Sarandos calls the deal a milestone for both companies. He says some shareholders may feel surprised, but he sees a rare opportunity to strengthen Netflix for decades. David Zaslav, chief executive of Warner Bros, says the merger unites two of the world’s strongest storytelling companies. He adds the partnership will ensure audiences enjoy compelling stories for generations.
The offer values each Warner Bros share at 27.75 dollars. The enterprise value totals roughly 82.7 billion dollars. The equity value stands at 72 billion dollars. Both boards approve the deal unanimously.
Industry and union concerns
The Writers Guild of America urges regulators to block the merger. It warns of job losses, lower wages, and weaker working conditions. It also warns that viewers may face higher prices and reduced variety.

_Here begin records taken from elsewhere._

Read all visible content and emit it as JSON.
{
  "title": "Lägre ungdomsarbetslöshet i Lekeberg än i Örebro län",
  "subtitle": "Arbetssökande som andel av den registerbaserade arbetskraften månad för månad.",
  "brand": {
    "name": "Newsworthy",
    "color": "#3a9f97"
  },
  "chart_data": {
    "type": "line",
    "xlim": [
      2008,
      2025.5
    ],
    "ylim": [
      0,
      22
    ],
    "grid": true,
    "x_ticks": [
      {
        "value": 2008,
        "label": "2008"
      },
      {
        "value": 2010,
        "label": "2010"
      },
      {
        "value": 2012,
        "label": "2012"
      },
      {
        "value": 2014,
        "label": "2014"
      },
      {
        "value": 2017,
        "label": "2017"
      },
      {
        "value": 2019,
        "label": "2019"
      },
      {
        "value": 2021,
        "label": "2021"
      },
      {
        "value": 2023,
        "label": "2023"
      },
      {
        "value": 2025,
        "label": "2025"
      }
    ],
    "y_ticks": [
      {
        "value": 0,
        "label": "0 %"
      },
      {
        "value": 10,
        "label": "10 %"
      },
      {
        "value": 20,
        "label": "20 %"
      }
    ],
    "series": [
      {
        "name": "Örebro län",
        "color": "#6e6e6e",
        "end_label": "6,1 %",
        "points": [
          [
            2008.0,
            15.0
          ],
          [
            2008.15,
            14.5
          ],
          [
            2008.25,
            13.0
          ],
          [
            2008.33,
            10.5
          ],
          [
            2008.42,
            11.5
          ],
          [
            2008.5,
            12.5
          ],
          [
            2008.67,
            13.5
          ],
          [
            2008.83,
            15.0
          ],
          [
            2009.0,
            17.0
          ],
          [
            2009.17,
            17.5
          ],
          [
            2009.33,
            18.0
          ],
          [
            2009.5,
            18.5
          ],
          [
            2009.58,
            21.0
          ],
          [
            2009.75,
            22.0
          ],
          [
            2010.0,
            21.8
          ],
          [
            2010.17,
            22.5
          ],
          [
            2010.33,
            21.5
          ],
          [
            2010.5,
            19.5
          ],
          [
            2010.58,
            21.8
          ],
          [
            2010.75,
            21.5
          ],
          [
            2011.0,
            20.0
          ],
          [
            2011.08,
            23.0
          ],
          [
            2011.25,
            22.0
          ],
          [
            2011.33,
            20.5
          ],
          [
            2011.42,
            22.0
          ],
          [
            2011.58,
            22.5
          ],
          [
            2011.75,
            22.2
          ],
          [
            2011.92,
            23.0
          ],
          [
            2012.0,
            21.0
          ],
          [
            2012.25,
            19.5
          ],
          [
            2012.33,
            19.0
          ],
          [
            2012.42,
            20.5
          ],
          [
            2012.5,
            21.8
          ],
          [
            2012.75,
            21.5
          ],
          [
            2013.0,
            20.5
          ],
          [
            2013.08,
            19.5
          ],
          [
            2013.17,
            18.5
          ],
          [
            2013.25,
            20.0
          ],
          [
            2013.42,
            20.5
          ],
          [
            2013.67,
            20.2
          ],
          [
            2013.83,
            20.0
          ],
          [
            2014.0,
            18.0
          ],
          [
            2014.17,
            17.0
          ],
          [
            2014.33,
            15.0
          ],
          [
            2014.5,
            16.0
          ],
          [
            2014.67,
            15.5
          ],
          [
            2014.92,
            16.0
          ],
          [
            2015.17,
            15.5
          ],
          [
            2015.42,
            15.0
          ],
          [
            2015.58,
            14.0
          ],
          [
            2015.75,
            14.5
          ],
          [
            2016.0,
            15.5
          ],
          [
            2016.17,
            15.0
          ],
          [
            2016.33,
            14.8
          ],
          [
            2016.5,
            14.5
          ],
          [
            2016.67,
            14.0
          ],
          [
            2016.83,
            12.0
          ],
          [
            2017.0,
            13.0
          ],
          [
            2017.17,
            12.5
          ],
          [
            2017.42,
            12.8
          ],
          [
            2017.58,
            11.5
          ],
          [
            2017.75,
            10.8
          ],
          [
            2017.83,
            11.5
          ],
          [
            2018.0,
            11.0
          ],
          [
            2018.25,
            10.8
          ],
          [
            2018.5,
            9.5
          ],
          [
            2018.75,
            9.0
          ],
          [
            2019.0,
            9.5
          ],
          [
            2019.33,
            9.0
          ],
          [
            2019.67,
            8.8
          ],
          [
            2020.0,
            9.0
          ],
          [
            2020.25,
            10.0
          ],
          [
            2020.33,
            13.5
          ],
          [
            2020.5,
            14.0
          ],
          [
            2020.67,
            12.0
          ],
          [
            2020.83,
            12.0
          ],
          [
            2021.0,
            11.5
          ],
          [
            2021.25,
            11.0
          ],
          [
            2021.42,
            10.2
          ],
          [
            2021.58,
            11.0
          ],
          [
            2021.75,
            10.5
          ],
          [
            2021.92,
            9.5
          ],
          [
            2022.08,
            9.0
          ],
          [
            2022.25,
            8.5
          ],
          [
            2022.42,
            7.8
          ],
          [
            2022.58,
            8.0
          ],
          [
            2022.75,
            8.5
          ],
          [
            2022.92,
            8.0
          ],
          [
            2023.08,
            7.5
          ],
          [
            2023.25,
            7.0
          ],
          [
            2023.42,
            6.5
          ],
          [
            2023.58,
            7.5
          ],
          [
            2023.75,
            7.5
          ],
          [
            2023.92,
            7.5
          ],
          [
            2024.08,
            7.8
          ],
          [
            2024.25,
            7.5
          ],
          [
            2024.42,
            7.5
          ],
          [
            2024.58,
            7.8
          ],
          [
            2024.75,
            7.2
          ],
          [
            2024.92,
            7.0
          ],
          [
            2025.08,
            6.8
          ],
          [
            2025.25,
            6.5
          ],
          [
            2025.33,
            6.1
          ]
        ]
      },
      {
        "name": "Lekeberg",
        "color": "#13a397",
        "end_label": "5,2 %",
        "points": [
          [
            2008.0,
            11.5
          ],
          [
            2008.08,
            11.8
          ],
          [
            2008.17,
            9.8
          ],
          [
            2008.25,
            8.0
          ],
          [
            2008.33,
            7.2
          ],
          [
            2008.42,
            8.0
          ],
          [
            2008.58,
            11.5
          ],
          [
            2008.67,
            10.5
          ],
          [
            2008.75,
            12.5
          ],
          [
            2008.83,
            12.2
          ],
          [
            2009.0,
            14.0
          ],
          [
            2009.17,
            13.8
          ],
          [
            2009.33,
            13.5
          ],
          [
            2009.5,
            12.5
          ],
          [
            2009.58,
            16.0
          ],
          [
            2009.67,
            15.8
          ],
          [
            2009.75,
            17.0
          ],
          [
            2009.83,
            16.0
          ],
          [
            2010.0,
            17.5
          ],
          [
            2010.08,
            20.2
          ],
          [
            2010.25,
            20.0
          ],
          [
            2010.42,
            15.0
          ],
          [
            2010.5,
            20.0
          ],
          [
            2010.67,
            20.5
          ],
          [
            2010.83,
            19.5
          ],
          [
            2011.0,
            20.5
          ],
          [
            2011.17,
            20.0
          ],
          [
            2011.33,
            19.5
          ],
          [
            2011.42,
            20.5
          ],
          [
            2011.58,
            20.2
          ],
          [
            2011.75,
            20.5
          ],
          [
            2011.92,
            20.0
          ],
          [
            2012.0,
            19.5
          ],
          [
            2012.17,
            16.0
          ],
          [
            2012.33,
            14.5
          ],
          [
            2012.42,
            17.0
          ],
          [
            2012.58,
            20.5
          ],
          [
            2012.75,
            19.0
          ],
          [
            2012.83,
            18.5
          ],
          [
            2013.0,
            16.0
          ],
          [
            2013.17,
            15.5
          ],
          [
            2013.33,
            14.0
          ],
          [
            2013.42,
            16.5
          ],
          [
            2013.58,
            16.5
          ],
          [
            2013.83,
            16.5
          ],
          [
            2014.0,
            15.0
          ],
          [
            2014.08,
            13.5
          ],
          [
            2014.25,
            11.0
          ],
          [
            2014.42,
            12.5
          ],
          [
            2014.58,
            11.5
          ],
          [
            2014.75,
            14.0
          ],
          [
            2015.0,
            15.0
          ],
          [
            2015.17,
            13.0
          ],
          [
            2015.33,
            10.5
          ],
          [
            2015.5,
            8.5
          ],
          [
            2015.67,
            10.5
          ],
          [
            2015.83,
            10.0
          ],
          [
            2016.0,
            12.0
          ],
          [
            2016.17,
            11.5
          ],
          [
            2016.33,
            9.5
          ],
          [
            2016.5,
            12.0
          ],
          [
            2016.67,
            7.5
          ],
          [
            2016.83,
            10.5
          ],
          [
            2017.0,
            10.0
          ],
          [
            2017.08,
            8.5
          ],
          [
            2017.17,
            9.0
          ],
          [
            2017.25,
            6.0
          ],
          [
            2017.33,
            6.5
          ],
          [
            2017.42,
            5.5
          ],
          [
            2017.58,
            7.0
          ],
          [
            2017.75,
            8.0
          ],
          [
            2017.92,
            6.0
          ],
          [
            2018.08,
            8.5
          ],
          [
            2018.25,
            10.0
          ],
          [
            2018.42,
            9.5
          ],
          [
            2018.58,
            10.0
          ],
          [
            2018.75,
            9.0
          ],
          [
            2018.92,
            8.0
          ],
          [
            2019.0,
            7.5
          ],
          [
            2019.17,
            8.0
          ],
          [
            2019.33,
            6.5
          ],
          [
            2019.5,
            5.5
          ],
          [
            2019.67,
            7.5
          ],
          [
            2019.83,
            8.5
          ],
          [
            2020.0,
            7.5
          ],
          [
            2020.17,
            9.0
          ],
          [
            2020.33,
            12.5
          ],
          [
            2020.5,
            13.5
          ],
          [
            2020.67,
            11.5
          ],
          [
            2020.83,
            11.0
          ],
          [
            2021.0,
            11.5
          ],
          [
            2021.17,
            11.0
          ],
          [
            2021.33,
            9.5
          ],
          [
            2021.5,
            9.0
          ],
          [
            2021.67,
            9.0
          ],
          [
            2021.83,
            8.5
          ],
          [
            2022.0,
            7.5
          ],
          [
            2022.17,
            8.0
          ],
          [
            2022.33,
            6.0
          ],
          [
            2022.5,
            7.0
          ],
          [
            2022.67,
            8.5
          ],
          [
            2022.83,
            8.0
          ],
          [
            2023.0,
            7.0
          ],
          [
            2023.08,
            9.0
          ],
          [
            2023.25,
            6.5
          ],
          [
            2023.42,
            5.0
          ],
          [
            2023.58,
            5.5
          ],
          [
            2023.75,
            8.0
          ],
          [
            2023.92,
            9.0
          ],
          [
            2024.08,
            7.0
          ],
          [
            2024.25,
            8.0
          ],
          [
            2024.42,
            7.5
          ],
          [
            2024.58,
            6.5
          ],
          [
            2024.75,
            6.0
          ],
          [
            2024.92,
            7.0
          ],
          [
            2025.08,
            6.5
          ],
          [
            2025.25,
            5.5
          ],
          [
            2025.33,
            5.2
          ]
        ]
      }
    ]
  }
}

Michael O’Leary of Cinema United calls the deal a threat to cinemas worldwide. He fears harm to both large chains and small independent theatres.
Netflix will complete the acquisition once Warner Bros finalizes its planned corporate split. Discovery Global will operate the networks division, including major US news and sports channels and several European free-to-air networks. TNT Sports International will remain with the studios and streaming division sold to Netflix.
Hollywood braces for disruption
Analyst Paolo Pescatore says the deal highlights Netflix’s ambition to dominate global streaming. He warns that merging two large companies may create operational challenges. Paramount had previously attempted to buy the full Warner Bros company, but the offer was rejected before Netflix stepped in.
Tom Harrington of Enders Analysis says approval would reshape Hollywood dramatically. He expects significant cuts in film and television output from the merged company. He predicts strong resistance from unions and industry groups. He also warns that subscription prices may rise for households.
Danni Hewson of AJ Bell says Netflix eases some concerns by pledging to keep Warner Bros films in cinemas. She adds that rapid regulatory approval could unlock major savings. She notes regulators will monitor Netflix’s pricing power closely in the coming months.